Another real life horror is uncovered in chapter 19, "The Manitou Grand Cavern Mummy," as miscreant Tom O'Neel (or "Jackknife Tom") is killed in a fight and then experimentally preserved by one Dr. Isaac A. Davis. Eventually Tom's corpse goes on the road as an "Indian mummy" ... yech!
Various just-so stories of uncertain provenance and bits of garbled history fill out the rest: chapter 9 is an abbreviated account of Running Eagle, a warrior woman of the Blackfeet Tribe, here referred to as Weasel Woman. Steiger's version features dialogue like "Hooo, Ah," from rival Flathead fighters, go figure. Other chapters cover leaders like Wovoka, Handsome Lake, and Wabokieshiek. Sourcing is always thin regardless the subject.
In style and content this volume straddles the classic "Dead Indian" era of frontier tales that was fading out by C.B Colby's time and the emerging New Age fascination with subjects like Hopi prophecy and general indigenous mysticism. Steiger was no stranger to this, whether here in the Americas, in "the Orient," or with the fraudulent Kahuna magic of Max Freedom Long. Nowadays we just have to seek out one of a thousand online "creepypasta" stories to find Amerindian concepts like skin-walker witches and the wendigo appropriated, sometimes mangled beyond recognition - reinterpreted from distinct cultural forms to generic oogy-boogy monsters.
True to form for Steiger's meatloaf volumes released as "Dane," the chapters are very uneven. Some are wisps that barely merit inclusion, some go on far too long for basic stories, some are obvious piffle and some are interesting enough. Chapter 32, "Many Scalps Has Laughing Wolf," surprises with a very measured history of scalping among Amerindians and settlers, analyzing the spread of the practice through bounties offered by settlers, and the difference between these bounty scalps, tit-for-tat atrocity scalping, and ritualistic scalping as practiced by a small number of tribes. Steiger was capable of decent writing when he put the effort in, and it's disappointing that the rest of this volume doesn't measure up.
Per usual, Popular Library doesn't bother with a table of contents or index.
Table of contents:
1. Spirit Councils in the Forest of Fiery Death (5)
2. Massau's Great Star: The Hopi Book of Genesis (11)
3. A Wheel Older Than Memory (17)
4. The Pyramid at Palenque (23)
5. Where Are the Sheepeaters Now? (29)
6. The Knife of the Arikaras (35)
7. Death to the Apache Witch (41)
8. Run From the Devil (47)
9. Death Comes to the Woman Warrior of Two Medicine Lodge (55)

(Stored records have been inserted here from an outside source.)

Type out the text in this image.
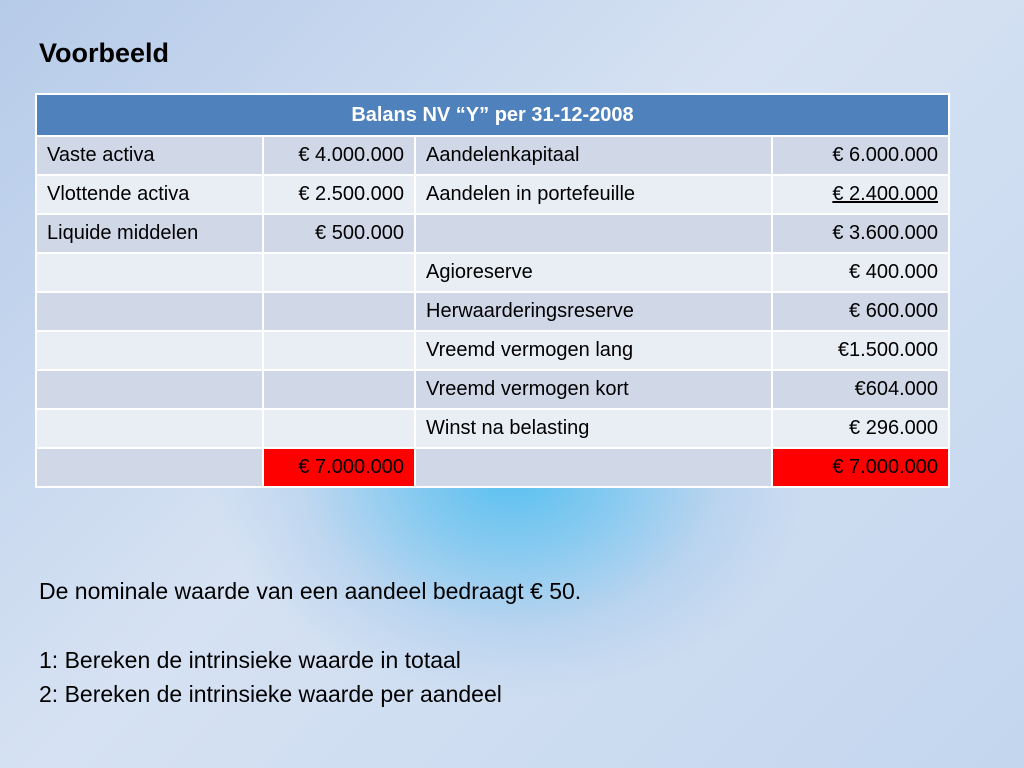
Voorbeeld
Balans NV “Y” per 31-12-2008			
Vaste activa	€ 4.000.000	Aandelenkapitaal	€ 6.000.000
Vlottende activa	€ 2.500.000	Aandelen in portefeuille	€ 2.400.000
Liquide middelen	€ 500.000		€ 3.600.000
		Agioreserve	€ 400.000
		Herwaarderingsreserve	€ 600.000
		Vreemd vermogen lang	€1.500.000
		Vreemd vermogen kort	€604.000
		Winst na belasting	€ 296.000
	€ 7.000.000		€ 7.000.000
De nominale waarde van een aandeel bedraagt € 50.
1: Bereken de intrinsieke waarde in totaal
2: Bereken de intrinsieke waarde per aandeel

10. To Walk Among Rattlesnakes (63)
11. Roaring Thunder Returns From the Dead (69)
12. In Quest of the Medicine Arrows (75)
13. The Invincible One (83)
14. The Werewolf of Eagle Creek (91)
15. An Apache Head in Search of a Body (97)
16. Who Will Dance for Wovoka? (103)
17. Lake for Sale: Inquire of the Devil (109)

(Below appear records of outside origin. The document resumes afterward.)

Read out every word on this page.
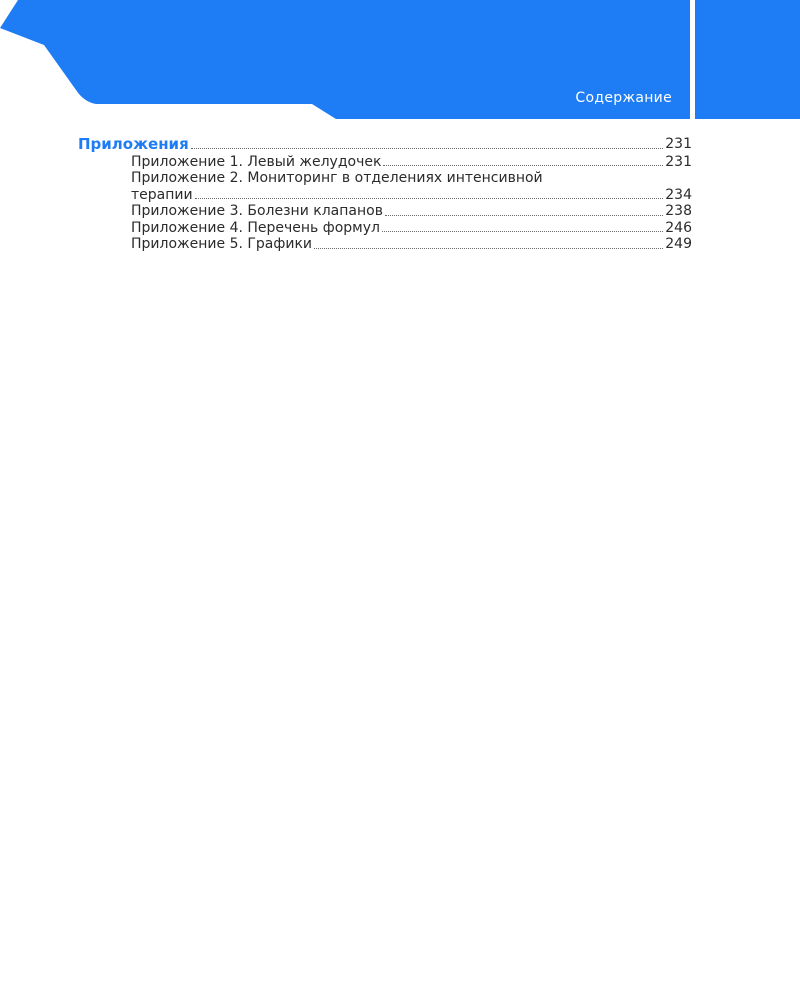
Содержание
Приложения	231
Приложение 1. Левый желудочек	231
Приложение 2. Мониторинг в отделениях интенсивной
терапии	234
Приложение 3. Болезни клапанов	238
Приложение 4. Перечень формул	246
Приложение 5. Графики	249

18. The Sign of Ubabeneli (115)
19. The Manitou Grand Cavern Mummy (121)
20. The Aztec God Demand's a Woman (127)
21. Tell Two Bears I Am Coming (135)
22. The Mysterious Hand of Gray Robe (141)

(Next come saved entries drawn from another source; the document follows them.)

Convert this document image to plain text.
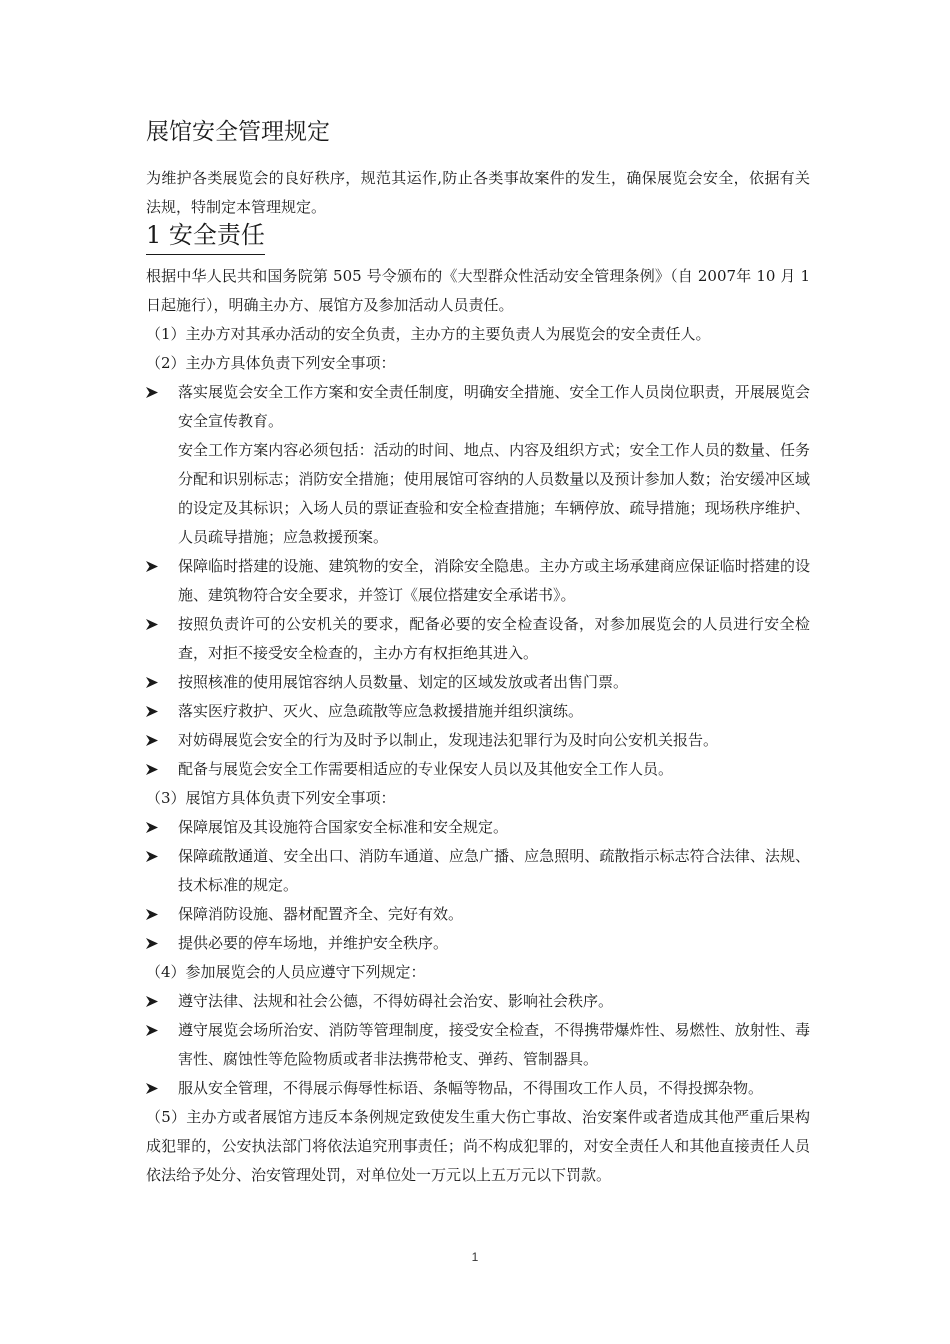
展馆安全管理规定

为维护各类展览会的良好秩序，规范其运作,防止各类事故案件的发生，确保展览会安全，依据有关法规，特制定本管理规定。

1 安全责任

根据中华人民共和国务院第 505 号令颁布的《大型群众性活动安全管理条例》（自 2007年 10 月 1 日起施行），明确主办方、展馆方及参加活动人员责任。

（1）主办方对其承办活动的安全负责，主办方的主要负责人为展览会的安全责任人。

（2）主办方具体负责下列安全事项：

落实展览会安全工作方案和安全责任制度，明确安全措施、安全工作人员岗位职责，开展展览会安全宣传教育。

安全工作方案内容必须包括：活动的时间、地点、内容及组织方式；安全工作人员的数量、任务分配和识别标志；消防安全措施；使用展馆可容纳的人员数量以及预计参加人数；治安缓冲区域的设定及其标识；入场人员的票证查验和安全检查措施；车辆停放、疏导措施；现场秩序维护、人员疏导措施；应急救援预案。

保障临时搭建的设施、建筑物的安全，消除安全隐患。主办方或主场承建商应保证临时搭建的设施、建筑物符合安全要求，并签订《展位搭建安全承诺书》。
按照负责许可的公安机关的要求，配备必要的安全检查设备，对参加展览会的人员进行安全检查，对拒不接受安全检查的，主办方有权拒绝其进入。
按照核准的使用展馆容纳人员数量、划定的区域发放或者出售门票。
落实医疗救护、灭火、应急疏散等应急救援措施并组织演练。
对妨碍展览会安全的行为及时予以制止，发现违法犯罪行为及时向公安机关报告。
配备与展览会安全工作需要相适应的专业保安人员以及其他安全工作人员。

（3）展馆方具体负责下列安全事项：

保障展馆及其设施符合国家安全标准和安全规定。
保障疏散通道、安全出口、消防车通道、应急广播、应急照明、疏散指示标志符合法律、法规、技术标准的规定。
保障消防设施、器材配置齐全、完好有效。
提供必要的停车场地，并维护安全秩序。

（4）参加展览会的人员应遵守下列规定：

遵守法律、法规和社会公德，不得妨碍社会治安、影响社会秩序。
遵守展览会场所治安、消防等管理制度，接受安全检查，不得携带爆炸性、易燃性、放射性、毒害性、腐蚀性等危险物质或者非法携带枪支、弹药、管制器具。
服从安全管理，不得展示侮辱性标语、条幅等物品，不得围攻工作人员，不得投掷杂物。

（5）主办方或者展馆方违反本条例规定致使发生重大伤亡事故、治安案件或者造成其他严重后果构成犯罪的，公安执法部门将依法追究刑事责任；尚不构成犯罪的，对安全责任人和其他直接责任人员依法给予处分、治安管理处罚，对单位处一万元以上五万元以下罚款。

1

23. The Sailors Who Came Before Columbus (147)
24. The Rain Gods of Mesa Ecantantada (153)
25. The Secret of the Soul Eaters (159)
26. The Strange Dreams of Prince Viracocha (167)
27. Makers of Great Medicine (175)
28. The Amazing Empire of the Sun (181)
29. The Moon of Flowers (189)
30. The Good Gentle Words of Handsome Lake (195)
31. A Prophet of Another Sort (199)
32. Many Scalps Has Laughing Wolf (205)
33. The Search for Fons Juventutis (209)
34. Wabokieshiek Knows the Future (215)
35. To See the Spirit Home (219)
The American Indian and the Occult is available to read and download at archive dot org.